Der BlackRock Bitcoin ETF gerät unter starken Verkaufsdruck, nachdem Anleger innerhalb von fünf Tagen Kapital in Milliardenhöhe aus dem IBIT-Fonds abgezogen haben. Die Entwicklung fällt in eine Phase, in der der Bitcoin-Kurs auf ein Siebenmonatstief gefallen ist. Die Kombination aus Marktunsicherheit und massiven Abflüssen sorgt für erhebliche Spannung unter Kryptoanlegern.

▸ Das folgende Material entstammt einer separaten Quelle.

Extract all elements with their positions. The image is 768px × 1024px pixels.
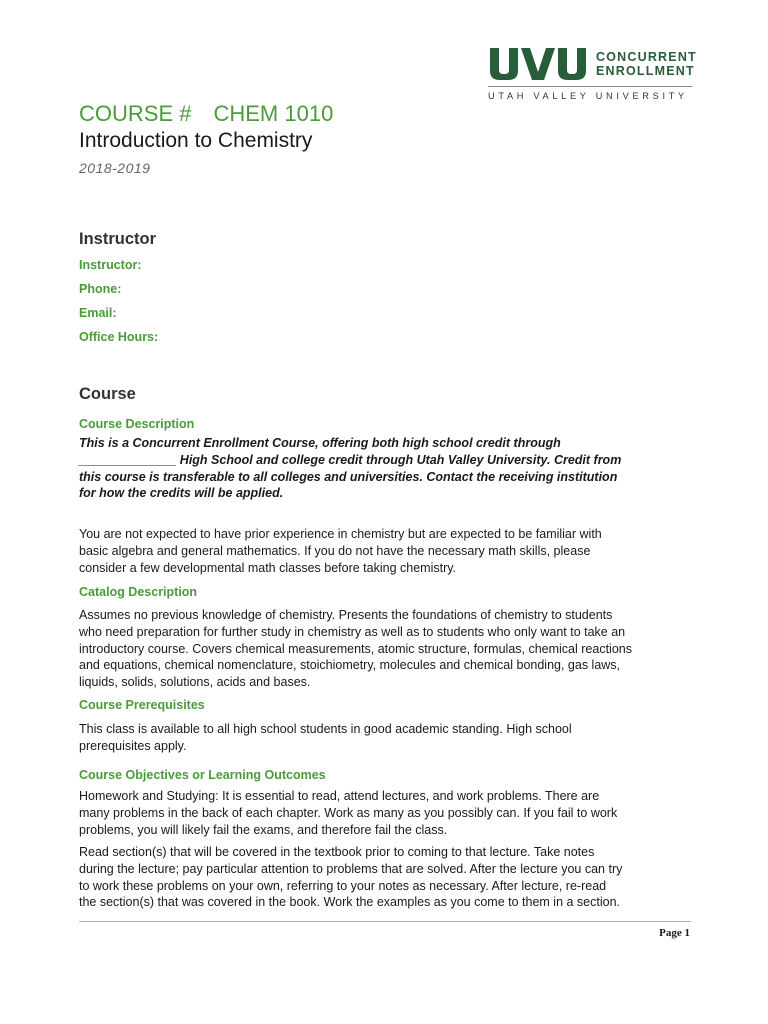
text-line: This is a Concurrent Enrollment Course, offering both high school credit through [79, 436, 561, 450]
course-code: CHEM 1010 [213, 101, 334, 126]
course-heading: Course [79, 385, 136, 403]
logo-subtitle: UTAH VALLEY UNIVERSITY [488, 91, 688, 101]
text-line: for how the credits will be applied. [79, 486, 284, 501]
text-line: the section(s) that was covered in the book. Work the examples as you come to them in a section. [79, 895, 621, 910]
instructor-field-email: Email: [79, 306, 117, 320]
course-prerequisites-text [79, 721, 691, 755]
course-description-label: Course Description [79, 417, 195, 431]
uvu-concurrent-enrollment-logo [488, 46, 697, 104]
logo-word-concurrent: CONCURRENT [596, 50, 697, 64]
text-line: problems, you will likely fail the exams, and therefore fail the class. [79, 822, 448, 837]
course-label: COURSE # [79, 101, 192, 126]
text-line: liquids, solids, solutions, acids and bases. [79, 675, 311, 690]
text-line: this course is transferable to all colleges and universities. Contact the receiving institution [79, 469, 618, 484]
course-objectives-text-1 [79, 788, 691, 838]
text-line: many problems in the back of each chapter. Work as many as you possibly can. If you fail to work [79, 805, 618, 820]
text-line: who need preparation for further study in chemistry as well as to students who only want to take an [79, 624, 626, 639]
text-line: Assumes no previous knowledge of chemistry. Presents the foundations of chemistry to students [79, 608, 613, 622]
text-line: and equations, chemical nomenclature, stoichiometry, molecules and chemical bonding, gas laws, [79, 658, 621, 673]
text-line: Homework and Studying: It is essential to read, attend lectures, and work problems. There are [79, 789, 600, 803]
text-line: basic algebra and general mathematics. If you do not have the necessary math skills, please [79, 543, 591, 558]
instructor-field-phone: Phone: [79, 282, 122, 296]
instructor-heading: Instructor [79, 230, 157, 248]
text-line: Read section(s) that will be covered in the textbook prior to coming to that lecture. Take notes [79, 845, 595, 859]
course-description-bold [79, 435, 691, 502]
text-line: You are not expected to have prior experience in chemistry but are expected to be familiar with [79, 527, 602, 541]
text-line: to work these problems on your own, referring to your notes as necessary. After lecture, re-read [79, 878, 607, 893]
course-title: Introduction to Chemistry [79, 129, 313, 152]
text-line: ______________ High School and college credit through Utah Valley University. Credit from [79, 452, 622, 467]
text-line: prerequisites apply. [79, 738, 187, 753]
page-number: Page 1 [659, 927, 690, 939]
course-prerequisites-label: Course Prerequisites [79, 698, 205, 712]
logo-word-enrollment: ENROLLMENT [596, 64, 695, 78]
text-line: This class is available to all high school students in good academic standing. High school [79, 722, 572, 736]
course-number-line [79, 101, 333, 127]
catalog-description-label: Catalog Description [79, 585, 198, 599]
uvu-logo-mark [488, 46, 588, 82]
logo-divider [488, 86, 692, 87]
course-objectives-text-2 [79, 844, 691, 911]
course-objectives-label: Course Objectives or Learning Outcomes [79, 768, 326, 782]
text-line: consider a few developmental math classes before taking chemistry. [79, 560, 457, 575]
instructor-field-office-hours: Office Hours: [79, 330, 159, 344]
course-description-text [79, 526, 691, 576]
instructor-field-name: Instructor: [79, 258, 142, 272]
text-line: during the lecture; pay particular attention to problems that are solved. After the lecture you can try [79, 861, 623, 876]
catalog-description-text [79, 607, 691, 691]
text-line: introductory course. Covers chemical measurements, atomic structure, formulas, chemical reactions [79, 641, 632, 656]
footer-divider [79, 921, 691, 922]
academic-year: 2018-2019 [79, 160, 151, 176]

- IBIT meldet Rekordabflüsse in Höhe von 523 Mio. USD
- Bitcoin fällt auf 89 000 USD und rutscht YTD ins Minus
- Weitere Bitcoin-ETFs verzeichnen teils deutliche Abflüsse
$IBIT had worst day of outflows ever yesterday about half a billion. Ugly stretch, although YTD flows still at an astronomical +$25b (6th overall). All told $3.3b in total outflows past month from btc ETFs, which is 3.5% of aum. pic.twitter.com/lhTMIu1H8B
— Eric Balchunas (@EricBalchunas) November 19, 2025
Abflüsse treffen den Markt hart
Der BlackRock-ETF IBIT verlor laut Daten von Farside Investors innerhalb von fünf Handelstagen mehr als 1,4 Mrd. US-Dollar. Allein am Dienstag flossen rekordhohe 523 Mio. USD ab. Laut Bloomberg-Analyst Eric Balchunas sei dies „der schlechteste Tag der IBIT-Historie“, auch wenn die jährlichen Zuflüsse insgesamt weiterhin außergewöhnlich hoch bleiben.
Bitcoin rutscht auf neues Tief
Der rapide Mittelabfluss fällt mit einem deutlichen Kursrückgang zusammen. Bitcoin notierte am Mittwoch bei rund 89 200 USD und damit mehr als vier Prozent im Tagesverlust. Die Kryptowährung liegt nun wieder im negativen Bereich des Jahresverlaufs, nur sechs Wochen nach ihrem Rekordhoch über 126 000 USD.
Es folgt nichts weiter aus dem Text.